A lot of this may depend on the stability of your scanner. I hope that
a MR physicist out there can comment more on the effects of shimming etc.
Realignment is not a panacea for all movement artifacts within the scanner.
Some of the artifacts it does not correct are:
Interpolation error from the resampling algorithm used to
transform the images can be one of the main sources of motion
related artifacts. When the image series is resampled, it is
important to use a very accurate interpolation method such as
sinc or Fourier interpolation.
When MR images are reconstructed, the final images are usually
the modulus of the initially complex data, resulting in any
voxels that should be negative being rendered positive. This has
implications when the images are resampled, because it leads to
errors at the edge of the brain that can not be corrected however
good the interpolation method is. Possible ways to circumvent
this problem are to work with complex data, or possibly to apply
a low pass filter to the complex data before taking the modulus.

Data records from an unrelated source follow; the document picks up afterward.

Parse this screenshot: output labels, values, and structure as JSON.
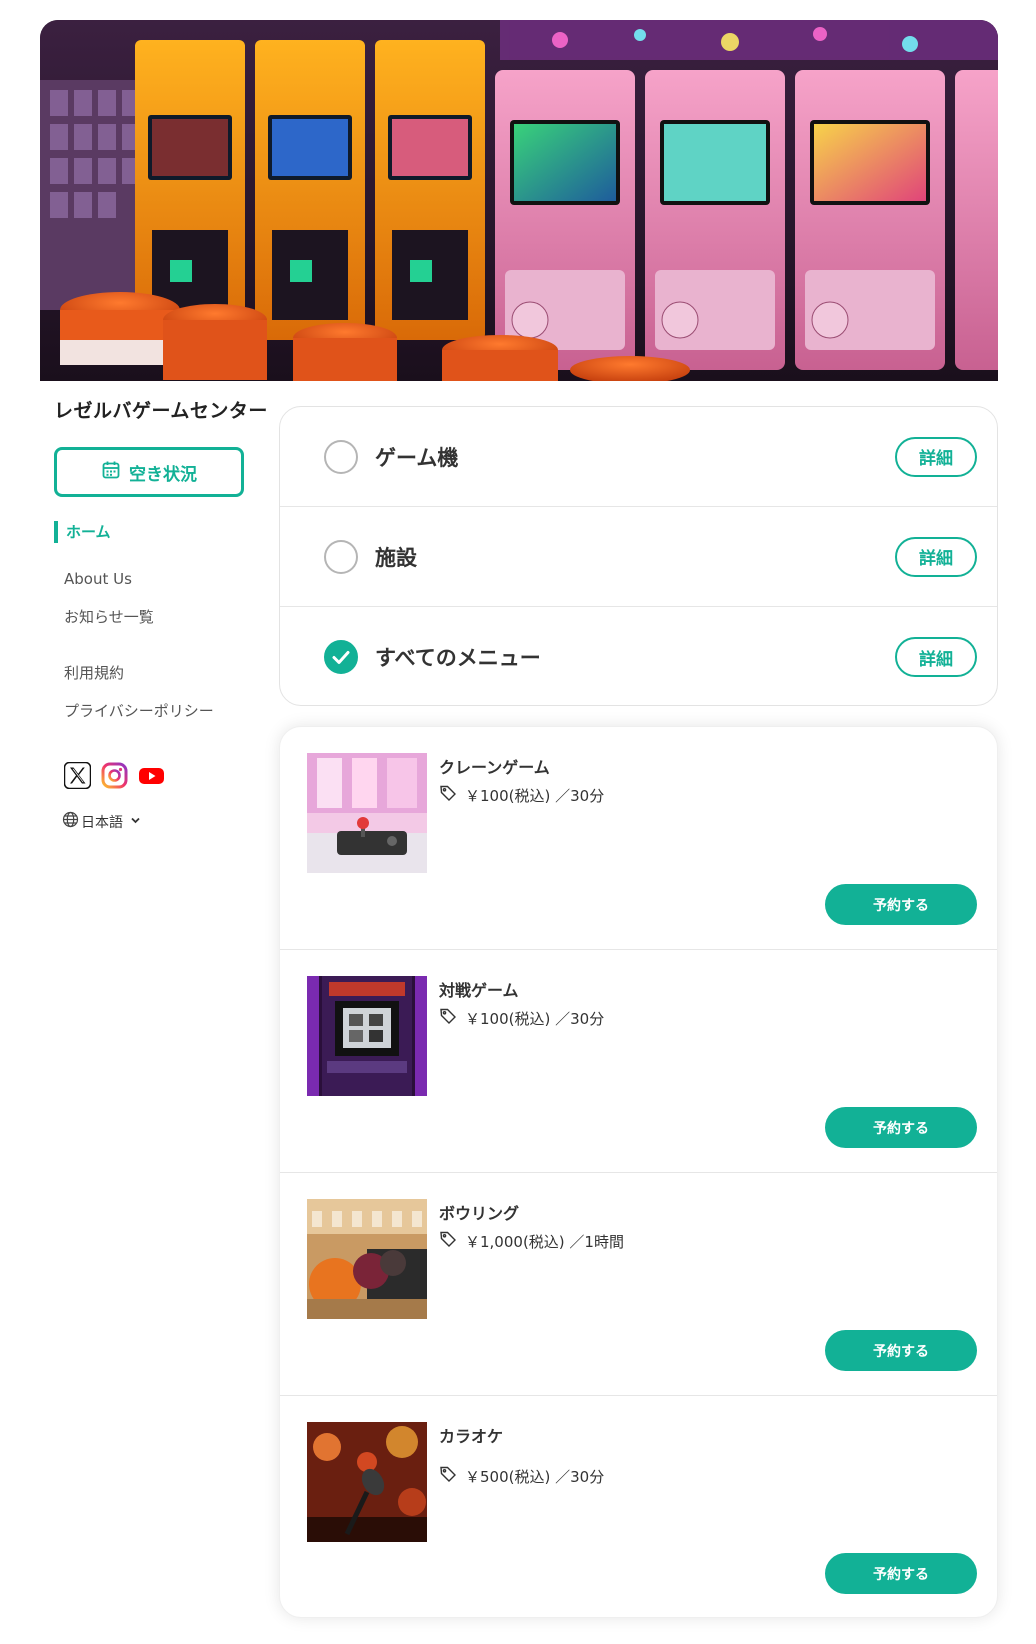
{
  "shop": {
    "name": "レゼルバゲームセンター"
  },
  "sidebar": {
    "availability_label": "空き状況",
    "nav": {
      "home": "ホーム",
      "about": "About Us",
      "news": "お知らせ一覧",
      "terms": "利用規約",
      "privacy": "プライバシーポリシー"
    },
    "social_icons": [
      "x-icon",
      "instagram-icon",
      "youtube-icon"
    ],
    "language": "日本語"
  },
  "categories": [
    {
      "label": "ゲーム機",
      "checked": false,
      "detail_label": "詳細"
    },
    {
      "label": "施設",
      "checked": false,
      "detail_label": "詳細"
    },
    {
      "label": "すべてのメニュー",
      "checked": true,
      "detail_label": "詳細"
    }
  ],
  "menu_items": [
    {
      "name": "クレーンゲーム",
      "price": "￥100(税込) ／30分",
      "button": "予約する"
    },
    {
      "name": "対戦ゲーム",
      "price": "￥100(税込) ／30分",
      "button": "予約する"
    },
    {
      "name": "ボウリング",
      "price": "￥1,000(税込) ／1時間",
      "button": "予約する"
    },
    {
      "name": "カラオケ",
      "price": "￥500(税込) ／30分",
      "button": "予約する"
    }
  ],
  "colors": {
    "accent": "#12b196",
    "border": "#e3e3e3",
    "text": "#333333"
  }
}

The sensitivity (slice selection) profile of each slice also
plays a role in introducing artifacts.
fMRI images are spatially distorted, and the amount of distortion
depends partly upon the position of the subject's head within the
magnetic field. Relatively large subject movements result in the
brain images changing shape, and these shape changes can not be
corrected by a rigid body transformation.
Each fMRI volume of a series is currently acquired a plane at a
time over a period of a few seconds. Subject movement between
acquiring the first and last plane of any volume leads to another
reason why the images may not strictly obey the rules of rigid
body motion.
After a slice is magnetised, the excited tissue takes time to
recover to its original state, and the amount of recovery that
has taken place will influence the intensity of the tissue in the
image. Out of plane movement will result in a slightly different
part of the brain being excited during each repeat. This means
that the spin excitation will vary in a way that is related to
head motion, and so leads to more movement related artifacts.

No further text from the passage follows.